L’Observatoire de Lutte Contre les Malversations Economiques (OLUCOME) annonce son retrait des Commissions Electorales Communales Indépendantes(CECI) au niveau national. Cette décision est prise parce qu’aucun candidat de l’OLUCOME n’a été retenu dans les Commissions Electorales Indépendantes (CEPI).

Lors d’une conférence de presse animée de jeudi 30 Octobre 2014, le secrétaire général de l’OLUCOME, Hassan Mahwenge, a indiqué que l’OLUCOME se retire des CECI au niveau national, car ils ont constaté des irrégularités graves dans la mise en place des membres desdites commissions.

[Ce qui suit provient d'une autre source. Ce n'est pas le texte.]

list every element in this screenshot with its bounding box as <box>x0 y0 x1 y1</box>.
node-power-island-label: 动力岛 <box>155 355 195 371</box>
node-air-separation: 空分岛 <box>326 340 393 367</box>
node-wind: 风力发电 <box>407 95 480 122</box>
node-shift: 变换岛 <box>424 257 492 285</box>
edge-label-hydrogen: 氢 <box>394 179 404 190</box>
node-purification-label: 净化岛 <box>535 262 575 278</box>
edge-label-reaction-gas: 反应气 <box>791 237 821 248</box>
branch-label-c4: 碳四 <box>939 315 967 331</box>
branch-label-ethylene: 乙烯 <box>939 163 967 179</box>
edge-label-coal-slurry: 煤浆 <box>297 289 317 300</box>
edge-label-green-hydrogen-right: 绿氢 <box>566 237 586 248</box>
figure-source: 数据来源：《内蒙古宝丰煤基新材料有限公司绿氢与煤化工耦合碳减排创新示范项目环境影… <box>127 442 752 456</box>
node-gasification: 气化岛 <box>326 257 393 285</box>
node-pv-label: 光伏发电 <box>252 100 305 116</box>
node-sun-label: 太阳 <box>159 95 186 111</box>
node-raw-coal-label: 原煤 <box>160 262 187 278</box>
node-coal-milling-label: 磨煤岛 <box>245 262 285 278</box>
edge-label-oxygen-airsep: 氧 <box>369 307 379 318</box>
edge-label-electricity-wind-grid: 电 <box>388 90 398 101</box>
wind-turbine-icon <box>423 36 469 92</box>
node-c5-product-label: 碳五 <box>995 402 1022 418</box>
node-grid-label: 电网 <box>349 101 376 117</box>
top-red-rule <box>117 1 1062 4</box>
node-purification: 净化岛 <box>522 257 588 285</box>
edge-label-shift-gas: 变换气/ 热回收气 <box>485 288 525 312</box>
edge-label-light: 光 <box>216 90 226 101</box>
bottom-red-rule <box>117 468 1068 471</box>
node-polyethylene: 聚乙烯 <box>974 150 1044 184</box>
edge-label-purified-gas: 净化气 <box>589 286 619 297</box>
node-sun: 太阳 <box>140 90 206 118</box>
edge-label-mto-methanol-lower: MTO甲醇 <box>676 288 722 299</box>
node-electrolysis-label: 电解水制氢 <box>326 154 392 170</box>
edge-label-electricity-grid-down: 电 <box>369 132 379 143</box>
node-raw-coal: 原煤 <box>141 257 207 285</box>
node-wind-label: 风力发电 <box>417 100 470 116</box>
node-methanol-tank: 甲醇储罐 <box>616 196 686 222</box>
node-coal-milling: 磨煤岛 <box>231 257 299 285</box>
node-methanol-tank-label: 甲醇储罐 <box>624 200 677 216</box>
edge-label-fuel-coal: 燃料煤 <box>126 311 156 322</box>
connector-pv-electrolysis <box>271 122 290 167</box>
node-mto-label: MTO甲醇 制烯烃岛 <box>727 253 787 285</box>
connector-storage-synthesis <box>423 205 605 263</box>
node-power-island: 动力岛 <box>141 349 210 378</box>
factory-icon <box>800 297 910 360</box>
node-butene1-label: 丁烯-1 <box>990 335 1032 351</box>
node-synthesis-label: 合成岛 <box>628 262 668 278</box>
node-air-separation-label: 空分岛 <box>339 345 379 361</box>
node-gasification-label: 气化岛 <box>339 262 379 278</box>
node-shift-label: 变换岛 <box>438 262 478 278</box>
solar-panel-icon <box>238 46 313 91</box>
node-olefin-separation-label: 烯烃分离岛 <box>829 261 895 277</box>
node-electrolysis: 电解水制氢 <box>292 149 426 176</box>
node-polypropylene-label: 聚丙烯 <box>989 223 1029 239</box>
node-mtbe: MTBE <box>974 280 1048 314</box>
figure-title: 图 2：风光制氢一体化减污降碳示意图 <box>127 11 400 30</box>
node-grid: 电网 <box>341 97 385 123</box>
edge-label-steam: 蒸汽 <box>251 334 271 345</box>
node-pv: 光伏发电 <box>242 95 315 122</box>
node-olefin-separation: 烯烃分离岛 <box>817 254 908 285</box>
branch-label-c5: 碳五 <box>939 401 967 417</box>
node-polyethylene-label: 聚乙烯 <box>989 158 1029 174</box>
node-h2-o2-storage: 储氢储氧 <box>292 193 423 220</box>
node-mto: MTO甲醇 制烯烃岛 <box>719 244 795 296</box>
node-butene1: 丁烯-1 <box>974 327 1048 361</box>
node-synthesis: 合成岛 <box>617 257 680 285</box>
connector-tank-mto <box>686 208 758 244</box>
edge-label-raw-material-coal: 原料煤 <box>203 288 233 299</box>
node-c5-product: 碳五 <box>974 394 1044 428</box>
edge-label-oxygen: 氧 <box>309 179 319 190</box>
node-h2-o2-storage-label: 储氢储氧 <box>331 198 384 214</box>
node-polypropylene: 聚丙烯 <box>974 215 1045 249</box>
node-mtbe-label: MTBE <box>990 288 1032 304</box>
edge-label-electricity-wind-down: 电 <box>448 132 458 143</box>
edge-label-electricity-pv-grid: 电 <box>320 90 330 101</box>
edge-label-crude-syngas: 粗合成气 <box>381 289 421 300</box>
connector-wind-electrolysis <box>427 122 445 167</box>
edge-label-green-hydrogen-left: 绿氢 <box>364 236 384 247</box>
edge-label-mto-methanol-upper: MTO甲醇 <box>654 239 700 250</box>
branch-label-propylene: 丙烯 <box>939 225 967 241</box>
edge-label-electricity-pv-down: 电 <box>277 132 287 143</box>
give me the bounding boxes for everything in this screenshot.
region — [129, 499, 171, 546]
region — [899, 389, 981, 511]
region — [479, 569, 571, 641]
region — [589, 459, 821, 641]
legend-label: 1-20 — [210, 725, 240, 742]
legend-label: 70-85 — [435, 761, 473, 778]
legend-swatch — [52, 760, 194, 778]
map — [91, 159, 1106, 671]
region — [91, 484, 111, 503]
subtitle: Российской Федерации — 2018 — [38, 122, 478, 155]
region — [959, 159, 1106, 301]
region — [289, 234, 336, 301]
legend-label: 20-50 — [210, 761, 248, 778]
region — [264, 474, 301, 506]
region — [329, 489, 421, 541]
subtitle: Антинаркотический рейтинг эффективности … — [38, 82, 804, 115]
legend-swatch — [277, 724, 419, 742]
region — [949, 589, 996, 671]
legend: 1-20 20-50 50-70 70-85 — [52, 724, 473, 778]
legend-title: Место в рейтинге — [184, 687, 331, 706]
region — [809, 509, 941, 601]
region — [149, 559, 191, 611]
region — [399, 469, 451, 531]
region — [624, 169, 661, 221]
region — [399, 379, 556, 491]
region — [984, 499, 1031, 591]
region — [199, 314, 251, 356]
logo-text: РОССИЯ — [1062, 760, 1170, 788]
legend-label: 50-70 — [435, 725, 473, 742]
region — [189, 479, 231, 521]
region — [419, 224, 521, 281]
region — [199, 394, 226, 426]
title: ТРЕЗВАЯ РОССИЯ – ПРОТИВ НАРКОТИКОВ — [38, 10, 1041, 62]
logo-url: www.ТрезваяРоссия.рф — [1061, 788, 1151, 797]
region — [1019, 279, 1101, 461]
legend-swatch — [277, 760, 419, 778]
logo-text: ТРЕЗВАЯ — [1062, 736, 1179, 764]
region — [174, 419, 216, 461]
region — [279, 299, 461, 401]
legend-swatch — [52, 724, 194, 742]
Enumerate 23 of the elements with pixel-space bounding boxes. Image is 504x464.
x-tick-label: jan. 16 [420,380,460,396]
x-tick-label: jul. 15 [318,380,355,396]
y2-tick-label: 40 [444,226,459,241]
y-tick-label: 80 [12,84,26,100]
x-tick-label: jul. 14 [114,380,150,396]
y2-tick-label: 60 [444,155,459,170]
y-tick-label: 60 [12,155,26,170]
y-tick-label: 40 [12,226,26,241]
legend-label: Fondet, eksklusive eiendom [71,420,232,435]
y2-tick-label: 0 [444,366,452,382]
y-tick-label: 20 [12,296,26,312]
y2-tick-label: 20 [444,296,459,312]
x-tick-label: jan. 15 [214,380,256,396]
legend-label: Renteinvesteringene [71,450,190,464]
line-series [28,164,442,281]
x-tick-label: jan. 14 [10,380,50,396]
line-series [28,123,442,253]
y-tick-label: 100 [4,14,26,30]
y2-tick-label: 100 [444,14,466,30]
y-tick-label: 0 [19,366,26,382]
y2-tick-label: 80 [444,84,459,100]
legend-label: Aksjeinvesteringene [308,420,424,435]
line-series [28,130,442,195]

Hassan Mahwenge a indiqué que l’OLUCOME avait déposé 45 candidatures en provenance de 15 Provinces, mais qu’à leur plus grande surprise, la CENI n’a pas sélectionné leurs membres dans les CEPI. Cependant, les membres de cette organisation ont été retenus dans les CECI en Province Makamba et en commune urbaine de Rohero.

L’OLUCOME appelle le Président de la CENI et le Ministre de l’Intérieur d’organiser une réunion avec les partenaires concernés par les élections en vue de trouver une solution durable au remplacement de ces membres retirés dans ces commissions douteuses.

Vous saurez que l’OLUCOME a adressé une correspondance au Président de la CENI le 15 Octobre 2014 pour lui demander des éclaircissements sur les rejets des candidatures de ses membres dans les CEPI, mais sans réponse.